Malgré les va-et-vient dans les négociations avec l’Ukraine, le conflit douanier, le Groenland et la guerre en Iran, malgré les menaces et les brimades de Washington ?

Bien sûr, cela m'inquiète. Une partie était et est vraiment inutile. J'essaie de comprendre cela. J’en suis arrivé à la conclusion que les États-Unis affirment avec beaucoup plus de force que par le passé qu’ils poursuivent leurs propres intérêts et qu’ils leur donnent la priorité. Et en même temps, ils sont également attachés à notre alliance. Ils y voient encore, à juste titre, une alliance qui profite – et doit bénéficier – à eux aussi. Notre coopération sera toujours aussi bonne et étroite que les deux parties le jugent utile et conforme à leurs intérêts. Bismarck a dit : La politique étrangère est la politique des intérêts. C'est exactement comme ça. En fin de compte, la tâche de la diplomatie est de trouver le plus grand chevauchement possible entre les différents intérêts. Je travaille pour cela tous les jours.

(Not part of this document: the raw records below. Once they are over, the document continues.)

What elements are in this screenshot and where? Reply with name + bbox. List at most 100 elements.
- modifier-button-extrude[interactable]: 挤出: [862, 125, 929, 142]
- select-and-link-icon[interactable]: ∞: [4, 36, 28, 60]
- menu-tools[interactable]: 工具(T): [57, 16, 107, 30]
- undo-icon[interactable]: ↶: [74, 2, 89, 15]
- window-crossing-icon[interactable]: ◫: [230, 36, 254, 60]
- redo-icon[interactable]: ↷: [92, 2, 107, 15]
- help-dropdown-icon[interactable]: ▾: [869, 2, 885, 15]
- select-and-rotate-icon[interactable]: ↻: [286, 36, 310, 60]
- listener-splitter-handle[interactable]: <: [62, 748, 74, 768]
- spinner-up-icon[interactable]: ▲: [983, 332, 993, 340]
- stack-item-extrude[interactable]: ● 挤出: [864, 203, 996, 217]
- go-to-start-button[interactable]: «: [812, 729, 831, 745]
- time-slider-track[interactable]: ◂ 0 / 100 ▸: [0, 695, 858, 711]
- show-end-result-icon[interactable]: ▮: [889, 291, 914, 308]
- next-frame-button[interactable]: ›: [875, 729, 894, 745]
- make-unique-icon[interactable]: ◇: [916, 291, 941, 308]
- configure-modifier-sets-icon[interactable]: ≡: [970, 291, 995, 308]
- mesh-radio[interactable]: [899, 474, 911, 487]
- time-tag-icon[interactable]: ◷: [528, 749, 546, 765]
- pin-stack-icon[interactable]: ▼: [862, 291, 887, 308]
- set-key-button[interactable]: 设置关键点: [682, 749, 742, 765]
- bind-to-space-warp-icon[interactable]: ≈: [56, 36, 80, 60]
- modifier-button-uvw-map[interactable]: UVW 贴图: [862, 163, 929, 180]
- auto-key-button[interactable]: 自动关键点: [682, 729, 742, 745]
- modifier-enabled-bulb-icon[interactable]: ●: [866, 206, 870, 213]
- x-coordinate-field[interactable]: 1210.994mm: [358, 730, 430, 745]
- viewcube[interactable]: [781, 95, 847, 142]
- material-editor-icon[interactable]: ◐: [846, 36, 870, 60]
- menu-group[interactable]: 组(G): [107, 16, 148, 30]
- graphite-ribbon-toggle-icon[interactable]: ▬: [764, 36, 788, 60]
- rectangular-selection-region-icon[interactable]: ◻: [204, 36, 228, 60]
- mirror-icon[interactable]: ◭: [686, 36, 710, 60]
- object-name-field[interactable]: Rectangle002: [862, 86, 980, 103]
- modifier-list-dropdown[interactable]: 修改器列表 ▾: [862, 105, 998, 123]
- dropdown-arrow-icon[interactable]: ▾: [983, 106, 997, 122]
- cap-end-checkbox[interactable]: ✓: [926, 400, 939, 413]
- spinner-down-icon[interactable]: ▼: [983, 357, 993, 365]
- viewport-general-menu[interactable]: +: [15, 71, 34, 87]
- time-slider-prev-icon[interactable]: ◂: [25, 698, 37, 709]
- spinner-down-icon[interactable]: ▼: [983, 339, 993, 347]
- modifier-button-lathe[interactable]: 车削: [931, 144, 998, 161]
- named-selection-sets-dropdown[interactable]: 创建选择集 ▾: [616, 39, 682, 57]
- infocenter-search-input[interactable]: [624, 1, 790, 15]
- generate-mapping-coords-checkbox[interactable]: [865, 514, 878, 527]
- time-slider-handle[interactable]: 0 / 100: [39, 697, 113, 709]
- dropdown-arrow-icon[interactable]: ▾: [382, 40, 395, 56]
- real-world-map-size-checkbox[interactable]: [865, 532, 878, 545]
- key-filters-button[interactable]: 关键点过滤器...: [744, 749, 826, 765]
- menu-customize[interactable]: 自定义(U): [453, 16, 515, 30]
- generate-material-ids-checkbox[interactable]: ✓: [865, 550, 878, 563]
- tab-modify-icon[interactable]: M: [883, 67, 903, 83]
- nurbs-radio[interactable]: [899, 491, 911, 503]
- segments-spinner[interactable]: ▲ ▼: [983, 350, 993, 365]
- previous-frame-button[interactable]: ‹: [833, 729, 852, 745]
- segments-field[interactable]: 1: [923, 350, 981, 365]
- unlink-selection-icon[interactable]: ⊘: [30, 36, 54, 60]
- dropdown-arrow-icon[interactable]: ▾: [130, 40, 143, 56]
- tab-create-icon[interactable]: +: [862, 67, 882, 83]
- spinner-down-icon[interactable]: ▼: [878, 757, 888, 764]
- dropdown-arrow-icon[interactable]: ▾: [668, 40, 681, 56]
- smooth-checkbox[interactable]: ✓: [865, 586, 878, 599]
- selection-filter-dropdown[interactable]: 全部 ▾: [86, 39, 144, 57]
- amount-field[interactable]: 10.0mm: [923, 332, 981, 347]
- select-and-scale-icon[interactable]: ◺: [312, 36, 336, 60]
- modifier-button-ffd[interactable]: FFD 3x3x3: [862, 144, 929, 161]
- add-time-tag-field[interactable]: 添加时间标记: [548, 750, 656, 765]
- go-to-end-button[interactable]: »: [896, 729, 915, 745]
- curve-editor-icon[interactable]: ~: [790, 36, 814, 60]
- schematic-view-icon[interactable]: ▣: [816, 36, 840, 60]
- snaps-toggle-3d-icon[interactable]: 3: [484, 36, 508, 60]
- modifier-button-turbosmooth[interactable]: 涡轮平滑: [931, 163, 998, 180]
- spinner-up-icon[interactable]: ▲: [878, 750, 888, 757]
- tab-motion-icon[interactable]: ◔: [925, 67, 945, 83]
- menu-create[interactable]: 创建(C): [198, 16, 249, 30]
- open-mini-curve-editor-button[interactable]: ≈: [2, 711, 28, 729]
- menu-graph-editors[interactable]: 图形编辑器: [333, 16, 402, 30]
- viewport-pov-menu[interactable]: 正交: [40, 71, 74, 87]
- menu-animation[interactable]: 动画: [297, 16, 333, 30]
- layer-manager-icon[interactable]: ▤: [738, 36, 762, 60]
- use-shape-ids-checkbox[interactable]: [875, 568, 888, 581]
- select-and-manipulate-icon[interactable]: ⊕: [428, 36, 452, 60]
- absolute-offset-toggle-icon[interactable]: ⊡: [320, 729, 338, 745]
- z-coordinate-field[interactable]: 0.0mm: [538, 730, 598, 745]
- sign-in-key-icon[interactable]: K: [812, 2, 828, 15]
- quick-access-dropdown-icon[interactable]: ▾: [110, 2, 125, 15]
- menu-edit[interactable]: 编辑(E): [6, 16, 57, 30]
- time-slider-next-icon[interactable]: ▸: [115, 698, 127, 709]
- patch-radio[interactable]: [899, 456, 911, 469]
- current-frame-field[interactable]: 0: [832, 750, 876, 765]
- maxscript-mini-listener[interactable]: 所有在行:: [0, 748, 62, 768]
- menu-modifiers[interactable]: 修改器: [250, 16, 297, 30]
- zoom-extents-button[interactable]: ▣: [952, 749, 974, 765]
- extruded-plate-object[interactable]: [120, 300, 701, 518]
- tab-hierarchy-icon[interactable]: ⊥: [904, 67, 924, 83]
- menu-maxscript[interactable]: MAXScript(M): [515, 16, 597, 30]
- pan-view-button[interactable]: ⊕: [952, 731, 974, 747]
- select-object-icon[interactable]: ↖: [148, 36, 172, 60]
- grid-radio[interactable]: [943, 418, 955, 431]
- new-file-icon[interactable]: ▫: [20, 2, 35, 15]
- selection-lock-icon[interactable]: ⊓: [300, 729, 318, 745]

Face aux premiers rounds relativement calmes du conflit douanier et groenlandais, la chancelière a parlé du « bonheur du respect de soi » et a exigé que l'Europe apprenne à parler le langage du pouvoir. Est-ce le langage du pouvoir ?

Oui c'est le cas. Nous sommes en mesure de présenter et de protéger nos intérêts. Pour ce faire, nous avons besoin d’instruments de politique économique, politique et de sécurité. Cela commence par une Bundeswehr plus forte et va jusqu’à garantir que nous, Européens, soyons capables de défendre notre marché intérieur.

Mais le bonheur du respect de soi est moins grand car le chemin vers l’indépendance en matière de politique de sécurité est long, cet instrument est-il donc peu développé ?

Dès le début, l’alliance OTAN a été créée comme une alliance dans laquelle toutes les personnes impliq...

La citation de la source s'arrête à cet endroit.